Get StealthCoder- array5 · 71%
- hash table3 · 43%
- counting2 · 29%
- linked list1 · 14%
- divide and conquer1 · 14%
- heap priority queue1 · 14%
- merge sort1 · 14%
- simulation1 · 14%
- math1 · 14%
- dynamic programming1 · 14%
Arrays are the clear centerline here. You'll see them combined with simulation, math, and hash-table checks across both difficulty tiers. The medium problems test your ability to track state changes and count or categorize results efficiently. Two of the hard problems require you to chain advanced patterns together: one merges sorted structures with heap logic and divide-and-conquer, the other splices arrays, hash tables, DP, and counting into a single problem. That's a pattern-stacking setup. Hash tables show up in roughly 40 percent of the set, so fluency with hash-set operations for collision detection and frequency counts is non-negotiable. Trees and linked lists appear once each, which means they're your knowledge insurance, not your drilling focus. StealthCoder is the hedge for whatever pattern you didn't have time to internalize before the OA goes live.
Companies with similar patterns
If you prepped for Indeed, these companies recycle ~60% of the same topics.
You've seen the list.
Now make sure you pass Indeed.
Memorizing every problem above in a week is a fantasy. StealthCoder is the hedge: an AI overlay that's invisible during screen share. It reads the problem on screen and surfaces a working solution in under 2 seconds. Built by an Amazon engineer who realized the OA tests how well you memorized 200 problems, not how well you code. Works on HackerRank, CodeSignal, CoderPad, and Karat.
Indeed interview FAQ
How many array problems should I solve before the Indeed OA?+
Array problems make up more than half the set. Drill 10 to 15 array-based problems that combine simulation, math, or hash-table checks. Focus on problems that require you to modify state in place or aggregate results based on multiple passes through the data.

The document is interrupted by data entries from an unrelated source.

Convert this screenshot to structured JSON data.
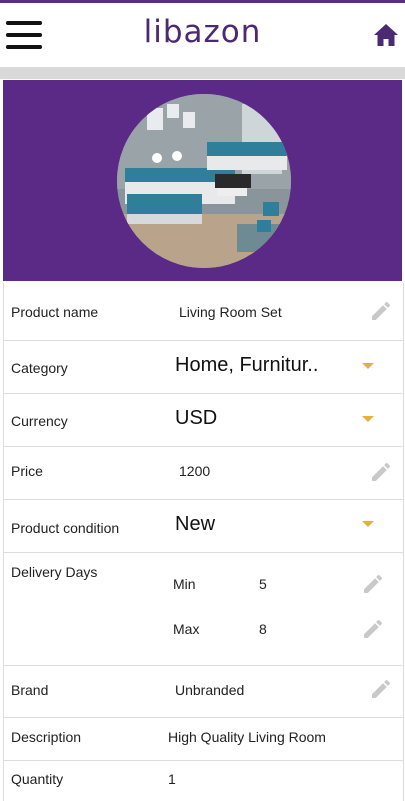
{
  "header": {
    "logo_text": "libazon",
    "menu_icon": "hamburger-menu-icon",
    "home_icon": "home-icon",
    "accent_color": "#5a2f82"
  },
  "banner": {
    "background_color": "#5b2a86",
    "image_alt": "Living room sectional sofa photo"
  },
  "fields": {
    "product_name": {
      "label": "Product name",
      "value": "Living Room Set",
      "icon": "pencil-icon"
    },
    "category": {
      "label": "Category",
      "value": "Home, Furnitur..",
      "icon": "dropdown-caret-icon"
    },
    "currency": {
      "label": "Currency",
      "value": "USD",
      "icon": "dropdown-caret-icon"
    },
    "price": {
      "label": "Price",
      "value": "1200",
      "icon": "pencil-icon"
    },
    "condition": {
      "label": "Product condition",
      "value": "New",
      "icon": "dropdown-caret-icon"
    },
    "delivery": {
      "label": "Delivery Days",
      "min_label": "Min",
      "min_value": "5",
      "max_label": "Max",
      "max_value": "8"
    },
    "brand": {
      "label": "Brand",
      "value": "Unbranded",
      "icon": "pencil-icon"
    },
    "description": {
      "label": "Description",
      "value": "High Quality Living Room"
    },
    "quantity": {
      "label": "Quantity",
      "value": "1"
    }
  }
}
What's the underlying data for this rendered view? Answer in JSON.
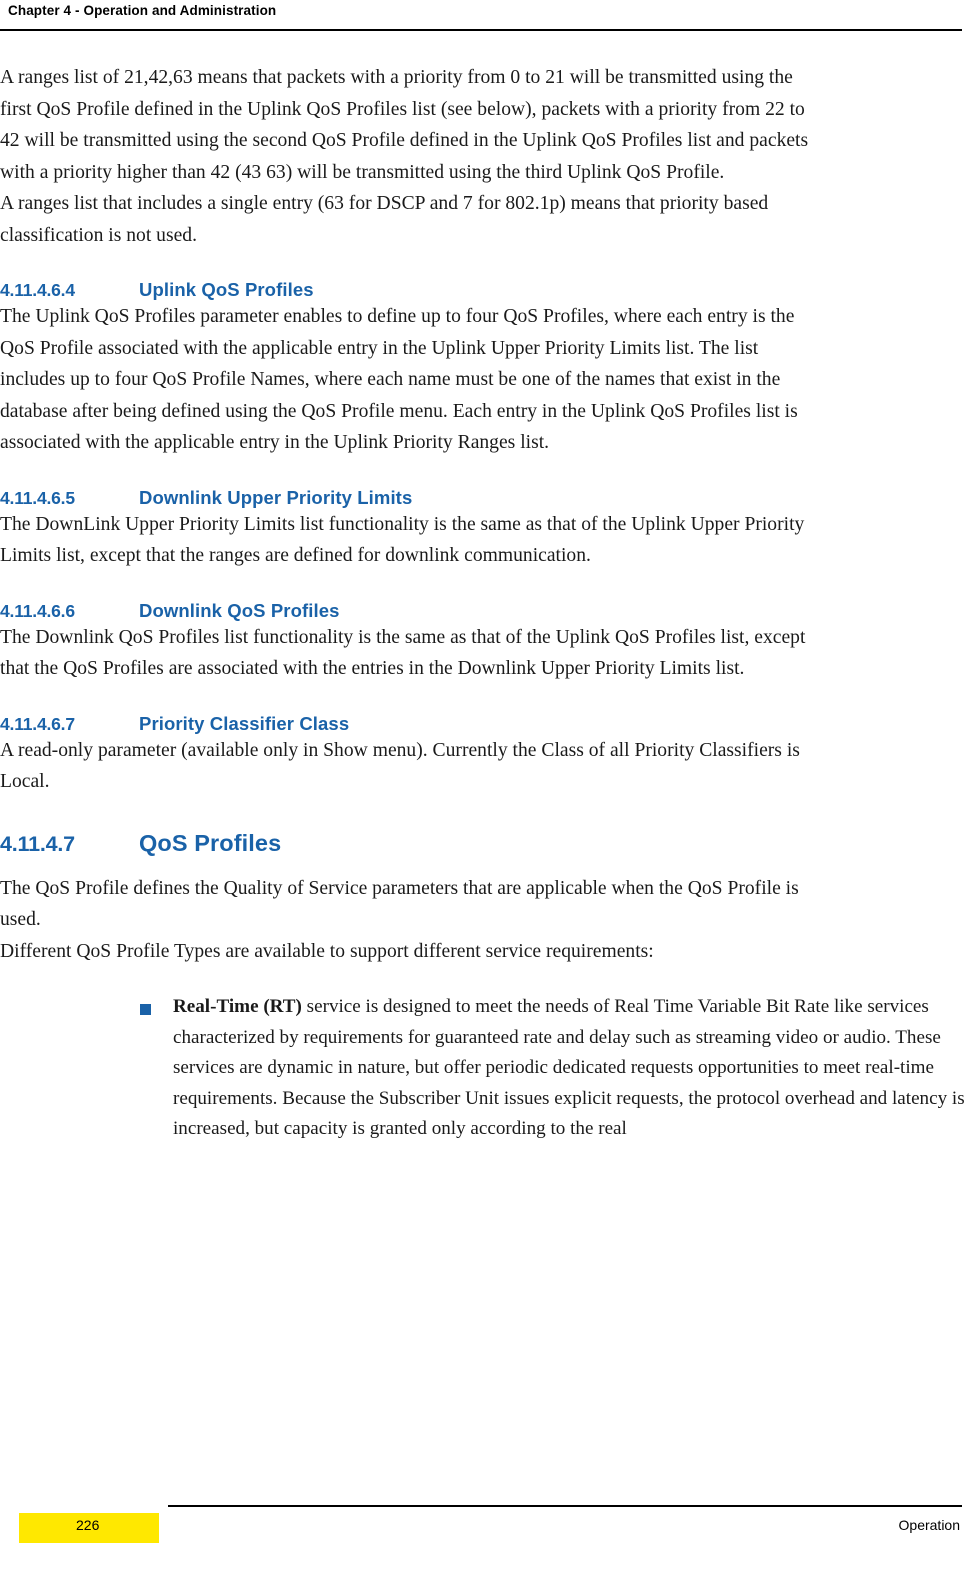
{
  "header": {
    "chapter": "Chapter 4 - Operation and Administration"
  },
  "content": {
    "intro_paragraphs": [
      "A ranges list of 21,42,63 means that packets with a priority from 0 to 21 will be transmitted using the first QoS Profile defined in the Uplink QoS Profiles list (see below), packets with a priority from 22 to 42 will be transmitted using the second QoS Profile defined in the Uplink QoS Profiles list and packets with a priority higher than 42 (43 63) will be transmitted using the third Uplink QoS Profile.",
      "A ranges list that includes a single entry (63 for DSCP and 7 for 802.1p) means that priority based classification is not used."
    ],
    "sections": [
      {
        "number": "4.11.4.6.4",
        "title": "Uplink QoS Profiles",
        "body": "The Uplink QoS Profiles parameter enables to define up to four QoS Profiles, where each entry is the QoS Profile associated with the applicable entry in the Uplink Upper Priority Limits list. The list includes up to four QoS Profile Names, where each name must be one of the names that exist in the database after being defined using the QoS Profile menu. Each entry in the Uplink QoS Profiles list is associated with the applicable entry in the Uplink Priority Ranges list."
      },
      {
        "number": "4.11.4.6.5",
        "title": "Downlink Upper Priority Limits",
        "body": "The DownLink Upper Priority Limits list functionality is the same as that of the Uplink Upper Priority Limits list, except that the ranges are defined for downlink communication."
      },
      {
        "number": "4.11.4.6.6",
        "title": "Downlink QoS Profiles",
        "body": "The Downlink QoS Profiles list functionality is the same as that of the Uplink QoS Profiles list, except that the QoS Profiles are associated with the entries in the Downlink Upper Priority Limits list."
      },
      {
        "number": "4.11.4.6.7",
        "title": "Priority Classifier Class",
        "body": "A read-only parameter (available only in Show menu). Currently the Class of all Priority Classifiers is Local."
      }
    ],
    "main_section": {
      "number": "4.11.4.7",
      "title": "QoS Profiles",
      "paragraphs": [
        "The QoS Profile defines the Quality of Service parameters that are applicable when the QoS Profile is used.",
        "Different QoS Profile Types are available to support different service requirements:"
      ]
    },
    "bullets": [
      {
        "lead": "Real-Time (RT)",
        "text": " service is designed to meet the needs of Real Time Variable Bit Rate like services characterized by requirements for guaranteed rate and delay such as streaming video or audio. These services are dynamic in nature, but offer periodic dedicated requests opportunities to meet real-time requirements. Because the Subscriber Unit issues explicit requests, the protocol overhead and latency is increased, but capacity is granted only according to the real"
      }
    ]
  },
  "footer": {
    "page_number": "226",
    "section_label": "Operation"
  },
  "colors": {
    "heading_blue": "#1a62a8",
    "tab_yellow": "#ffe800"
  }
}
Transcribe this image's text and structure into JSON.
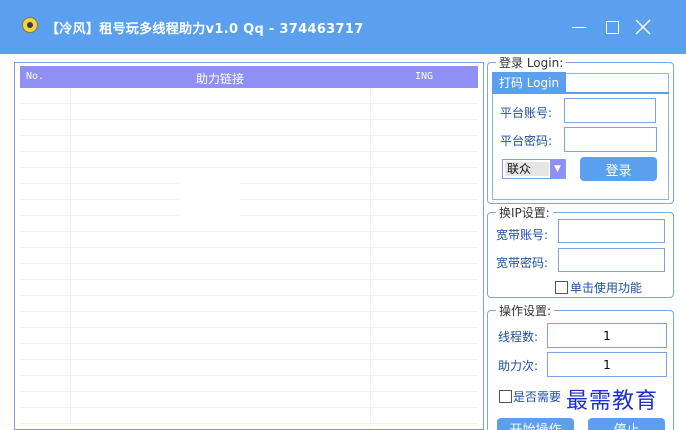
{
  "window": {
    "title": "【冷风】租号玩多线程助力v1.0    Qq - 374463717",
    "colors": {
      "accent": "#5aa0ee",
      "header": "#8f8ff4",
      "label": "#1f4fa0"
    }
  },
  "list": {
    "columns": [
      "No.",
      "助力链接",
      "ING"
    ]
  },
  "login": {
    "legend": "登录 Login:",
    "tab": "打码 Login",
    "account_label": "平台账号:",
    "account_value": "",
    "password_label": "平台密码:",
    "password_value": "",
    "carrier_selected": "联众",
    "login_button": "登录"
  },
  "ip": {
    "legend": "换IP设置:",
    "account_label": "宽带账号:",
    "account_value": "",
    "password_label": "宽带密码:",
    "password_value": "",
    "single_use_label": "单击使用功能"
  },
  "operation": {
    "legend": "操作设置:",
    "threads_label": "线程数:",
    "threads_value": "1",
    "assist_label": "助力次:",
    "assist_value": "1",
    "need_label": "是否需要",
    "start_button": "开始操作",
    "stop_button": "停止"
  },
  "watermark": "最需教育"
}
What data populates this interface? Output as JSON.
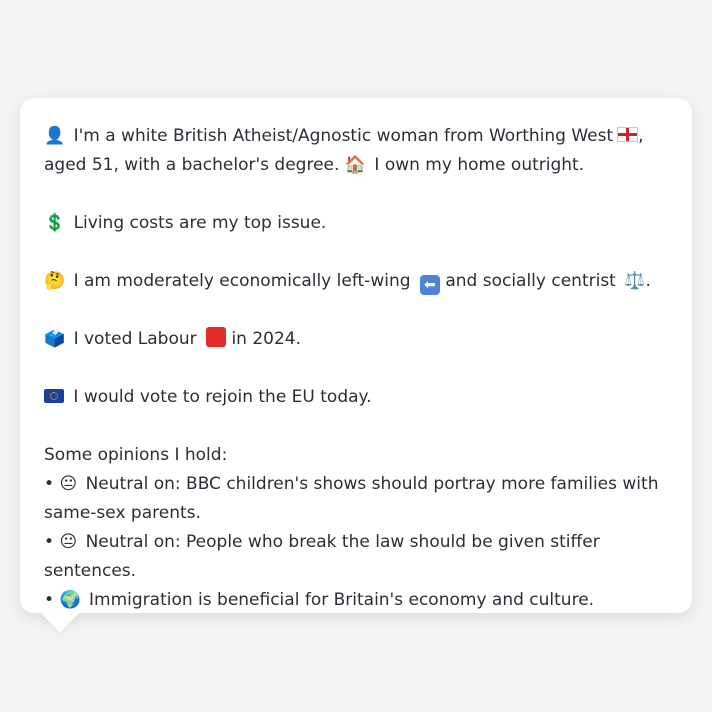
{
  "profile": {
    "line1_icon": "👤",
    "line1_text_a": "I'm a white British Atheist/Agnostic woman from Worthing West",
    "line1_flag": "england-flag-icon",
    "line1_text_b": ", aged 51, with a bachelor's degree.",
    "line1_home_icon": "🏠",
    "line1_text_c": "I own my home outright.",
    "line2_icon": "💲",
    "line2_text": "Living costs are my top issue.",
    "line3_icon": "🤔",
    "line3_text_a": "I am moderately economically left-wing",
    "line3_arrow": "⬅",
    "line3_text_b": "and socially centrist",
    "line3_scales": "⚖️",
    "line3_text_c": ".",
    "line4_icon": "🗳️",
    "line4_text_a": "I voted Labour",
    "line4_square": "red-square-icon",
    "line4_text_b": "in 2024.",
    "line5_icon": "eu-flag-icon",
    "line5_text": "I would vote to rejoin the EU today."
  },
  "opinions": {
    "heading": "Some opinions I hold:",
    "items": [
      {
        "bullet": "•",
        "icon": "😐",
        "text": "Neutral on: BBC children's shows should portray more families with same-sex parents."
      },
      {
        "bullet": "•",
        "icon": "😐",
        "text": "Neutral on: People who break the law should be given stiffer sentences."
      },
      {
        "bullet": "•",
        "icon": "🌍",
        "text": "Immigration is beneficial for Britain's economy and culture."
      }
    ]
  }
}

Do I need to study dynamic programming for Indeed?+
Yes. One of the two hard problems is explicitly DP-heavy (Minimum Cost to Split an Array). DP accounts for only one problem, but it's a hard one. Spend 3 to 4 hours on DP state transitions and memoization before the OA.
Should I prioritize linked-list and tree prep for Indeed?+
No. Linked lists and trees each appear once in the dataset. They're edge cases, not core topics. Drill them only if you've already mastered arrays and hash tables. Use your time on the 5 array problems instead.
What's the hardest pattern I'll face on Indeed's OA?+
Merge k Sorted Lists is the most complex. It chains linked-list traversal, divide-and-conquer splitting, and heap priority-queue operations. It's a pattern stacker. Practice the merging logic separately before combining all three.
Can I skip hash-table study for Indeed?+
No. Hash tables appear in 3 out of 7 problems, often paired with arrays for counting or deduplication. You need fast frequency-map and set-collision logic. Plan 2 to 3 hours on hash-table patterns before the OA.